I reveled in the caress of his lips on my neck and the playful wandering of his hands. “Vai, this is no time for me to risk becoming pregnant. Do you have…?”
“No need, love. Rory gave me the sign that you’re not fertile right now.”
I pulled out of his arms. “You and Rory have a signal arranged?”
“If you’d rather not, we shall stop here.” By the crinkling at his eyes and the wry cut of his lips, he was laughing silently at me. “I can sleep on the floor.”
“You will not be sleeping on the floor!”
“In truth, although I am sorry to have to say this to you, every night at Two Gourds House I returned ready to tell you everything that had happened. But you would drag me to the bed first and make it clear what you wanted before I even had a chance to talk. Naturally, given our exertions, I would fall asleep afterward. Then I was always called away early before we could converse at length.”
“That’s not how it happened!”
“It is!”
Blessed Tanit. Maybe it had been. “I was so very bored all day long.”
His smile faded as he leaned forward to embrace me. “I did listen to what they said to me, love. I do hear you. I want you to know that, before we are parted.”
“I know.” I held him close, for the thought of tomorrow filled me with excitement at the challenge, and yet also with dread at leaving him and Bee.
“All will be well,” he murmured, as if by sheer stubborn effort he could make it so.
I raised my lips to his and, after all, we forgot about the clothes until much later, at which point they were all rumpled and creased.
38
He was gone when I woke in the morning.
I hurriedly dressed and ran down to the courtyard to discover him in his rumpled clothes facing off with Bee across a table. A pot of coffee and her open sketchbook sat between them.
“Broken cups are little enough to go on,” Bee was saying to him, tapping the sketch on the open page.

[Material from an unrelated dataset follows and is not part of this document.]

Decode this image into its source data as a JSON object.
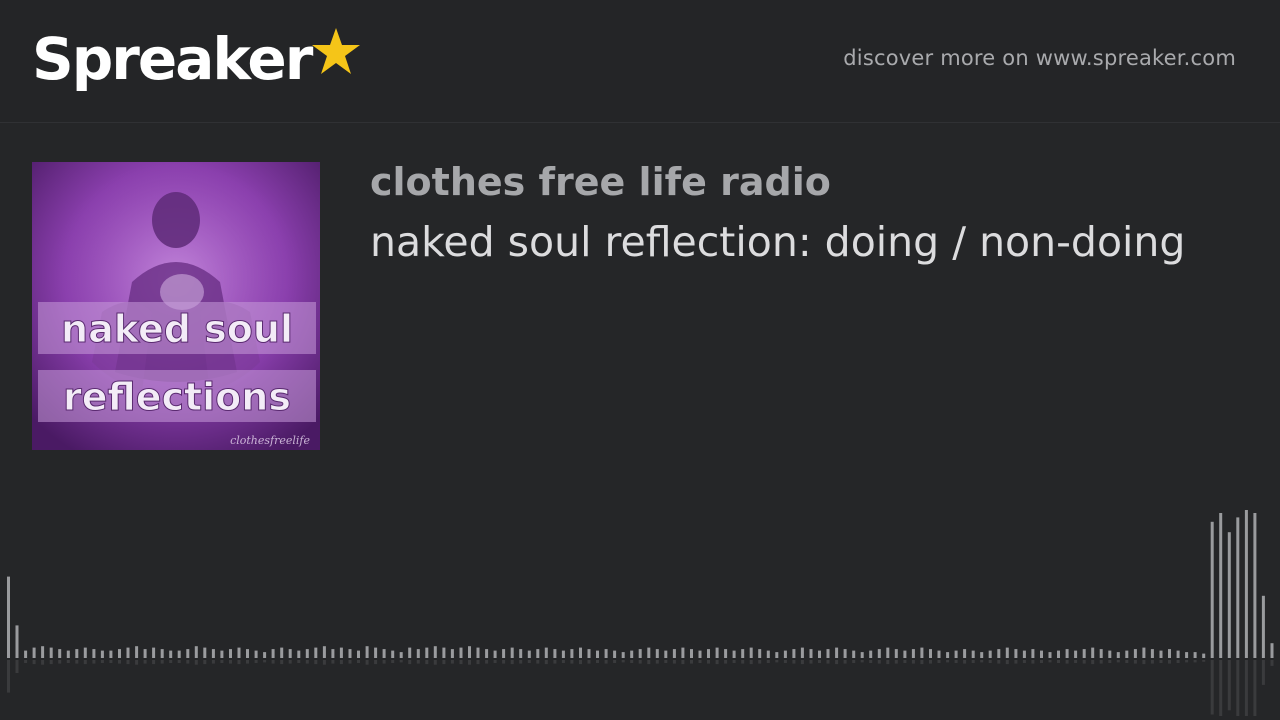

It depicted a porcelain coffeepot and cups shattered into pieces around a tipped-over chair. Fortunately it was not the pot on our table.
I slipped onto the bench beside him, not sure of their mood because his eyebrows were raised and she wore a broody frown. His look acknowledging my arrival shared our night all over again. I smiled in answer.

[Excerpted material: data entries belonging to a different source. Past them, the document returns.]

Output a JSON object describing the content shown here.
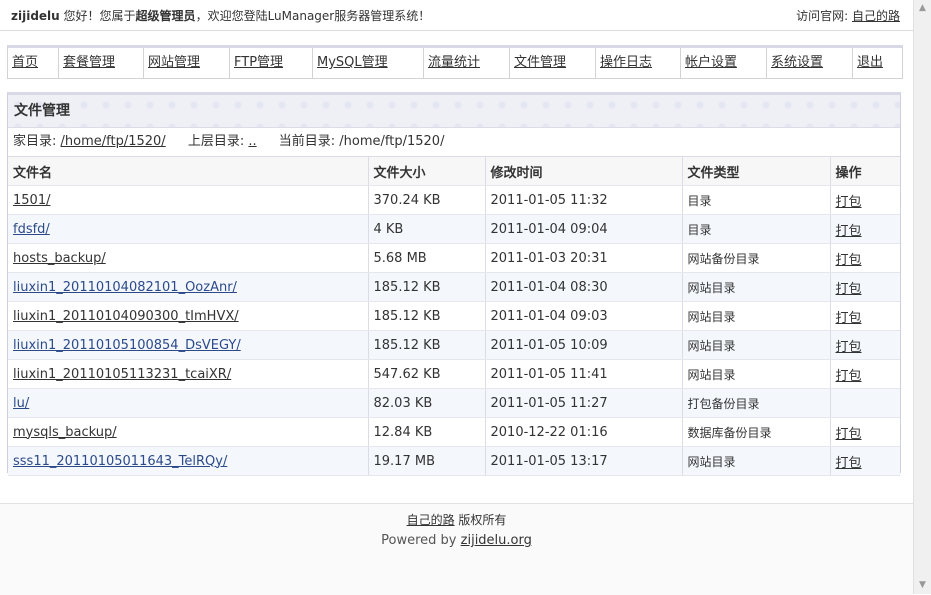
{
  "topbar": {
    "username": "zijidelu",
    "greeting": " 您好！您属于",
    "role": "超级管理员",
    "welcome": "，欢迎您登陆LuManager服务器管理系统！",
    "visit_label": "访问官网:",
    "visit_link": "自己的路"
  },
  "nav": {
    "items": [
      {
        "label": "首页"
      },
      {
        "label": "套餐管理"
      },
      {
        "label": "网站管理"
      },
      {
        "label": "FTP管理"
      },
      {
        "label": "MySQL管理"
      },
      {
        "label": "流量统计"
      },
      {
        "label": "文件管理"
      },
      {
        "label": "操作日志"
      },
      {
        "label": "帐户设置"
      },
      {
        "label": "系统设置"
      },
      {
        "label": "退出"
      }
    ]
  },
  "panel": {
    "title": "文件管理",
    "home_label": "家目录:",
    "home_path": "/home/ftp/1520/",
    "parent_label": "上层目录:",
    "parent_path": "..",
    "current_label": "当前目录:",
    "current_path": "/home/ftp/1520/"
  },
  "table": {
    "headers": [
      "文件名",
      "文件大小",
      "修改时间",
      "文件类型",
      "操作"
    ],
    "rows": [
      {
        "name": "1501/",
        "size": "370.24 KB",
        "mtime": "2011-01-05 11:32",
        "type": "目录",
        "action": "打包"
      },
      {
        "name": "fdsfd/",
        "size": "4 KB",
        "mtime": "2011-01-04 09:04",
        "type": "目录",
        "action": "打包"
      },
      {
        "name": "hosts_backup/",
        "size": "5.68 MB",
        "mtime": "2011-01-03 20:31",
        "type": "网站备份目录",
        "action": "打包"
      },
      {
        "name": "liuxin1_20110104082101_OozAnr/",
        "size": "185.12 KB",
        "mtime": "2011-01-04 08:30",
        "type": "网站目录",
        "action": "打包"
      },
      {
        "name": "liuxin1_20110104090300_tImHVX/",
        "size": "185.12 KB",
        "mtime": "2011-01-04 09:03",
        "type": "网站目录",
        "action": "打包"
      },
      {
        "name": "liuxin1_20110105100854_DsVEGY/",
        "size": "185.12 KB",
        "mtime": "2011-01-05 10:09",
        "type": "网站目录",
        "action": "打包"
      },
      {
        "name": "liuxin1_20110105113231_tcaiXR/",
        "size": "547.62 KB",
        "mtime": "2011-01-05 11:41",
        "type": "网站目录",
        "action": "打包"
      },
      {
        "name": "lu/",
        "size": "82.03 KB",
        "mtime": "2011-01-05 11:27",
        "type": "打包备份目录",
        "action": ""
      },
      {
        "name": "mysqls_backup/",
        "size": "12.84 KB",
        "mtime": "2010-12-22 01:16",
        "type": "数据库备份目录",
        "action": "打包"
      },
      {
        "name": "sss11_20110105011643_TelRQy/",
        "size": "19.17 MB",
        "mtime": "2011-01-05 13:17",
        "type": "网站目录",
        "action": "打包"
      }
    ]
  },
  "footer": {
    "site_link": "自己的路",
    "rights": "版权所有",
    "powered_by": "Powered by",
    "powered_link": "zijidelu.org"
  }
}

Bee muttered under her breath, “Blessed Tanit, spare me,” then, in a normal voice, “Do you really know what this is, Andevai?”
He looked at the sketch as his eyes narrowed. “I know exactly what it is. This is Gold Cup House at Lemovis. The Coalition army was retreating north out of Burdigala after we suffered a crushing defeat there. The Iberians were right behind us. The Coalition halted at Lemovis. The mage House called Gold Cup House lies at the edge of the town, on the river. The mansa and I went to them to warn them they should evacuate, because the mage House in Burdigala was burned to the ground during the battle, almost certainly by Drake. Even to that point, the mansa wasn’t quite sure he believed me about fire magic. It’s impossible to make people here in Europa understand, for all such magic has always been strictly contained and controlled by the blacksmiths.”